Q2. An increase in growth will cause a price-to-earnings (P/E) multiple to:

A)   increase.

B)   there is insufficient information to tell.

C)   decrease.

 

Q3. An increase in financial leverage will cause a price-to-earnings (P/E) multiple to:

A)   decrease.

B)   increase.

C)   there is insufficient information to tell.

 

Q4. An increase in financial leverage, assuming no change in the growth rate, will generally cause a price to cash flow (P/CF) ratio to:

A)   decrease.

B)   there is insufficient information to tell.

C)   increase.

 

Q5. An increase in return on equity (ROE) will cause a price-to-book (P/B) multiple to:

A)   increase.

B)   decrease.

C)   there is insufficient information to tell.

 

Q6. All other variables held constant, the price-to-book value (PBV) ratio will decrease with a decrease in:

A)   expected growth rate.

B)   retention ratio.

C)   required rate of return.

 

Q7. A decrease in the earnings retention rate will cause a price-to-sales (P/S) multiple to:

A)   decrease.

B)   remain the same.

C)   increase.

 

Q8. An increase in growth will cause a price to cash flow multiple to:

A)   decrease.

B)   there is insufficient information to tell.

C)   increase.

 

Q9. The net impact of an increase in payout ratio on price-to-book value (PBV) ratio cannot be determined because it might also:

A)   decrease the market value of the firm.

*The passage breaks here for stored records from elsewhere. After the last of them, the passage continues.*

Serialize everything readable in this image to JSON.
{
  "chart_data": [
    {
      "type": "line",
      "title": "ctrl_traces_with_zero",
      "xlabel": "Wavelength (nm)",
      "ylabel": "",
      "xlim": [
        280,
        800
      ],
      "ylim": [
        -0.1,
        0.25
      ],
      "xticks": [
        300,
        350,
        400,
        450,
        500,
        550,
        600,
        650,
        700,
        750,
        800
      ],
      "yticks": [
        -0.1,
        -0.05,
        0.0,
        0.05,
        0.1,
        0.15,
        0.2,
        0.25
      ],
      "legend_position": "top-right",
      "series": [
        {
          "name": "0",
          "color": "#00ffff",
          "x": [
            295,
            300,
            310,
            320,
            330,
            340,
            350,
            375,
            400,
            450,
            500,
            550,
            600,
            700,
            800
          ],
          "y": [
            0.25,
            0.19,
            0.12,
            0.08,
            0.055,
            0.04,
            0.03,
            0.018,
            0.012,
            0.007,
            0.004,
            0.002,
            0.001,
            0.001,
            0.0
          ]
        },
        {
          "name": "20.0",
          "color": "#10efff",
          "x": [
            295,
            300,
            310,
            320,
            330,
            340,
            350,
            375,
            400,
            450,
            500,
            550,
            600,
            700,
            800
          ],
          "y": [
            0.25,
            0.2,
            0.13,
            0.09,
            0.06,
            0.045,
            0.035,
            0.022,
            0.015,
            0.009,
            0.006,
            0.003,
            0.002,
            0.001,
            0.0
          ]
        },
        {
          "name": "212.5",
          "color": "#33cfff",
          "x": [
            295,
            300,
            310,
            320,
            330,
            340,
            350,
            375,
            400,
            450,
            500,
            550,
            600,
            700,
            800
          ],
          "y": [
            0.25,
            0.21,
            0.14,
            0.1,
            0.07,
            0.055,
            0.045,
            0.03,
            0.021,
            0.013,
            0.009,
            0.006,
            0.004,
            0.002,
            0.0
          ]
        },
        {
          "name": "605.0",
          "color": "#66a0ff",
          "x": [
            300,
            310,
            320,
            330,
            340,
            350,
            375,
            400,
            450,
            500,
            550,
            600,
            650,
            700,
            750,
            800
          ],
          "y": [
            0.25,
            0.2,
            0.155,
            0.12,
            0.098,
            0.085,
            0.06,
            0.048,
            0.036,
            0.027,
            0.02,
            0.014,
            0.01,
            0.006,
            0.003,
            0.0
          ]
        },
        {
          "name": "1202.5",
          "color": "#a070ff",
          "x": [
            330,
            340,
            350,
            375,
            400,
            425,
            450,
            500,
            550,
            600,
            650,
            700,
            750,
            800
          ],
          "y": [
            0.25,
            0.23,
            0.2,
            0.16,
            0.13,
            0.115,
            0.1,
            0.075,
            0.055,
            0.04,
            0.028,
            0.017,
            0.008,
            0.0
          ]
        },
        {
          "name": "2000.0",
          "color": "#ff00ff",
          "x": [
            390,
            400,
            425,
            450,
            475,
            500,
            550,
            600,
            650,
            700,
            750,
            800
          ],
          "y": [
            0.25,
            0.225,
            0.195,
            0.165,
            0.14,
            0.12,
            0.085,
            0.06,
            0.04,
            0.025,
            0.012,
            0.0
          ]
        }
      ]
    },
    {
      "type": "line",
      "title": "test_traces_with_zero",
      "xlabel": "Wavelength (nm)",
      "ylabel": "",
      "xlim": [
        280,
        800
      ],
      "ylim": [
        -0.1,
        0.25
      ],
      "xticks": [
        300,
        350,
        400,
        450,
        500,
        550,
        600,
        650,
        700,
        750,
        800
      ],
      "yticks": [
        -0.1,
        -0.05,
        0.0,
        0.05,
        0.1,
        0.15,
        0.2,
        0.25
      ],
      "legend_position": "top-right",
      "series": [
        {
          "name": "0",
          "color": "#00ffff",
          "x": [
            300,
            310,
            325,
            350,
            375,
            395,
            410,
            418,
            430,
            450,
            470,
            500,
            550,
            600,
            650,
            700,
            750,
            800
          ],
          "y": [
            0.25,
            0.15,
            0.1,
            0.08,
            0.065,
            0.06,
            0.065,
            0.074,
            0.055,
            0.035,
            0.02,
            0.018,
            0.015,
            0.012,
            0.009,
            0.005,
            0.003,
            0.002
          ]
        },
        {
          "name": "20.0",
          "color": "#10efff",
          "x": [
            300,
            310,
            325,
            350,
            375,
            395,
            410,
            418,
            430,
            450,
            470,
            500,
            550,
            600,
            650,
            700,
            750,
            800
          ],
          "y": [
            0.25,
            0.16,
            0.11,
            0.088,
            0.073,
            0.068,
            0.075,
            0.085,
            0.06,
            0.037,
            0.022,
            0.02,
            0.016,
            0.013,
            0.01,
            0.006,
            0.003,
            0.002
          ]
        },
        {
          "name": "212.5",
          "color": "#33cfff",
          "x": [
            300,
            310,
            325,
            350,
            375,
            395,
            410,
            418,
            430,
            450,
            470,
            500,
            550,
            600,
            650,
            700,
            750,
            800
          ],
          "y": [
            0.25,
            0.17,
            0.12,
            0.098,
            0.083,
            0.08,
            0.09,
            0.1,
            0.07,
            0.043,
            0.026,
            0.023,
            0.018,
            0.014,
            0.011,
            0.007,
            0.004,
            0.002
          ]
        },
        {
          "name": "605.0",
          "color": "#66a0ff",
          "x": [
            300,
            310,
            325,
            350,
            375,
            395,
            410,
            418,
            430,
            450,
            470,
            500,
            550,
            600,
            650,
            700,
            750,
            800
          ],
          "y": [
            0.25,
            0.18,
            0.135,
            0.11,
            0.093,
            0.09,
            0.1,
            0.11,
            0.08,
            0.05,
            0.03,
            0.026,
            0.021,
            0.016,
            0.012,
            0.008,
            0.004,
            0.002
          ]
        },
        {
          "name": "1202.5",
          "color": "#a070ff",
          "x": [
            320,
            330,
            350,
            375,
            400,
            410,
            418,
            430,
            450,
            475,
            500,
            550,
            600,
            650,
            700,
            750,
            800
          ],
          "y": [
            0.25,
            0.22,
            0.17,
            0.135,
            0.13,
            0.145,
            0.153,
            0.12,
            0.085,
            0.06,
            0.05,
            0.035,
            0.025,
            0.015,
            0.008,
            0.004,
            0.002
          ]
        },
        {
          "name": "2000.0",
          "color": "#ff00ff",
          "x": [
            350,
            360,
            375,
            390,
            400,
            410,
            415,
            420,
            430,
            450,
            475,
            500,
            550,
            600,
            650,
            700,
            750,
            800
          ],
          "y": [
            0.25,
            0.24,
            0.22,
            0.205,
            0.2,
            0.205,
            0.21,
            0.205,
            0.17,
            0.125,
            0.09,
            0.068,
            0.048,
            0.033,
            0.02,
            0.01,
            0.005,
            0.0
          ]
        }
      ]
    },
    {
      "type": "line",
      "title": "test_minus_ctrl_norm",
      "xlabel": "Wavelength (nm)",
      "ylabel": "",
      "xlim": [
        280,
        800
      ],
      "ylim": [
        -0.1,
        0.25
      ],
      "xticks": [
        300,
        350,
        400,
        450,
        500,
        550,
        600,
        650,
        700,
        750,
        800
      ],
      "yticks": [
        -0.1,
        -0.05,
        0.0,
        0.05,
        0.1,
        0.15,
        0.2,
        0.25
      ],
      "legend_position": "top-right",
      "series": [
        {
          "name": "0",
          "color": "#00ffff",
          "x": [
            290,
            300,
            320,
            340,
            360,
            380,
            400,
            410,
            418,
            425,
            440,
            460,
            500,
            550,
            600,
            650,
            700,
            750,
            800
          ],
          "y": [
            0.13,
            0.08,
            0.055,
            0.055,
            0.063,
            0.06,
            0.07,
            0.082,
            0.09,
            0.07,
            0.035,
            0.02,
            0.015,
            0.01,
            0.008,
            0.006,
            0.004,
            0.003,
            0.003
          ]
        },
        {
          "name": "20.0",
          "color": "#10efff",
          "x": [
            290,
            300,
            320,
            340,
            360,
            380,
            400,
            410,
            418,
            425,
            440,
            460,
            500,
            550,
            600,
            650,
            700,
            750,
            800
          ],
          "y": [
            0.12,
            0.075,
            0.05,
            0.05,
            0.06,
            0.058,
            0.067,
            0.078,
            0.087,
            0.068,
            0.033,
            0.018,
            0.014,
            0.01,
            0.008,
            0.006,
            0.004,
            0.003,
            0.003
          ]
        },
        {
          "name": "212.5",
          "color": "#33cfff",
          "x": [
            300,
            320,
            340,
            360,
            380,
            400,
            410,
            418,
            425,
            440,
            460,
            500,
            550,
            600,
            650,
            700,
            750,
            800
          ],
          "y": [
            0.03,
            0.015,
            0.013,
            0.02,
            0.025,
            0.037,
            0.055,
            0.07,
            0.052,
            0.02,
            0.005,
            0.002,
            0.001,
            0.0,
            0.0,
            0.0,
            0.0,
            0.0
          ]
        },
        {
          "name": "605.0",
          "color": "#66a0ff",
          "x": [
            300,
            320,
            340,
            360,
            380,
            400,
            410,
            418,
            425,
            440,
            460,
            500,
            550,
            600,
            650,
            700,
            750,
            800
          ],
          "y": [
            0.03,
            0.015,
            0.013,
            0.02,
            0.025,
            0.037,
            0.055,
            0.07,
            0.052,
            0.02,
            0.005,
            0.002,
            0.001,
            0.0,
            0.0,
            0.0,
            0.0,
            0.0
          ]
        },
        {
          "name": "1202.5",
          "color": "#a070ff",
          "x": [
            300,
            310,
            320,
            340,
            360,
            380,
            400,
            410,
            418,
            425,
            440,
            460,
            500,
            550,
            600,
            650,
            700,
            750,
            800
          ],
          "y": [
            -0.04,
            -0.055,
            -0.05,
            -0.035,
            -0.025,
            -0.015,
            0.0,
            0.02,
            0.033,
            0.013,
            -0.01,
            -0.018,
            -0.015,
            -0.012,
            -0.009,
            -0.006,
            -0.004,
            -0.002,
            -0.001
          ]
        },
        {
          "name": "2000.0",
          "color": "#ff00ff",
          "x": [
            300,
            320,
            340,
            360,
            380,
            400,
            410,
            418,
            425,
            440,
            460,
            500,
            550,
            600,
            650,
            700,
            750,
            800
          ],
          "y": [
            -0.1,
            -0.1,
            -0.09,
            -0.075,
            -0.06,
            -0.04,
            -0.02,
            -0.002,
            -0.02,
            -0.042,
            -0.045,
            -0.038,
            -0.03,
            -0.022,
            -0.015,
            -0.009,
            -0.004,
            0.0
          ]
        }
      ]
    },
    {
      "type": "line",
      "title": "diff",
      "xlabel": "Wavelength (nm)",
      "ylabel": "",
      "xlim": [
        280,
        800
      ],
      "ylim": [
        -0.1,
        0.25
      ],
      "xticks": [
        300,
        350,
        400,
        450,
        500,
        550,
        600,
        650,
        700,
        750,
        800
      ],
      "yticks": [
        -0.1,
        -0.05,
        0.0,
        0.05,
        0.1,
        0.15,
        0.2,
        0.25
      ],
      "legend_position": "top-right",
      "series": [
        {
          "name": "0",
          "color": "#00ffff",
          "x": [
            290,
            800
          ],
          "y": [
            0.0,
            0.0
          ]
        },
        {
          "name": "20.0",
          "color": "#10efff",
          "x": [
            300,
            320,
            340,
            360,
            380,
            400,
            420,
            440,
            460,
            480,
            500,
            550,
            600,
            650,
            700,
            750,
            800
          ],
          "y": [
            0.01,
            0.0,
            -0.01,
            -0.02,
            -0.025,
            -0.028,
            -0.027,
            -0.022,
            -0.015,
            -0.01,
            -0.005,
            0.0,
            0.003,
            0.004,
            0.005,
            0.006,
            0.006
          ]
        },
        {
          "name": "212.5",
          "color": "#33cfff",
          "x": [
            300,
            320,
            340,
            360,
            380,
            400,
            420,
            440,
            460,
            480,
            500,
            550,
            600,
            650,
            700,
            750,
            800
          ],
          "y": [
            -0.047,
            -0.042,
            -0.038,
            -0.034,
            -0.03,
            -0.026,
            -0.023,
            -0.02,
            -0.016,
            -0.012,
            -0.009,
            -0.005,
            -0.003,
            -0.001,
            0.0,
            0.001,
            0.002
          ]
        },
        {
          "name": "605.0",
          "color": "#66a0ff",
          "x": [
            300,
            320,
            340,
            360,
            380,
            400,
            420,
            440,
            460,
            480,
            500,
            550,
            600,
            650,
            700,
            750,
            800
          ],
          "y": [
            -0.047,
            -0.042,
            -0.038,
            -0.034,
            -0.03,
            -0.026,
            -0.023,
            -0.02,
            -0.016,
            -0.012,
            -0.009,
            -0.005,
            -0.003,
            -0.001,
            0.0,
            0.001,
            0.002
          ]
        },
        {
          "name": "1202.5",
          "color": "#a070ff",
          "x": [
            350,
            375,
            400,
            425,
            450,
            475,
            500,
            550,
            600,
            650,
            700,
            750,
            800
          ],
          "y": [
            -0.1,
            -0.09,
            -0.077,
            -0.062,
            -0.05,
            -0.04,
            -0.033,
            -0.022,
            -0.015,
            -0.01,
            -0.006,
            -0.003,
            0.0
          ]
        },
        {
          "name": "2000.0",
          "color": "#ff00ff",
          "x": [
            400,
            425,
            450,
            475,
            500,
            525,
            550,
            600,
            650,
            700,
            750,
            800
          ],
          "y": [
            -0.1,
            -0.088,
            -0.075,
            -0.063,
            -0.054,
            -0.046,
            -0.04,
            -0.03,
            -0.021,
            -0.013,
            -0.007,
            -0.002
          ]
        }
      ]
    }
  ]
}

B)   decrease required rate of return.

C)   decrease expected growth.

 

Q10. The price-to-book value (PBV) ratio for a high-growth firm will:

A)   increase as the growth rate in either the high-growth or stable-growth period increases.

B)   increase as the growth rate in either the high-growth or stable-growth period decreases.

C)   increase as the growth rate in the high-growth period increases and decrease as the growth rate in the stable-growth period increases.

 

Q11. An increase in return on equity (ROE) will cause a price-to-earnings (P/E) multiple to:

A)   increase.

B)   there is insufficient information to tell.

C)   decrease.

 

Q12. An increase in profit margin will cause a price-to-sales (P/S) multiple to increase if:

A)   the required rate of return increases.

B)   the growth rate in sales does not decrease proportionately.

C)   there is insufficient information to tell.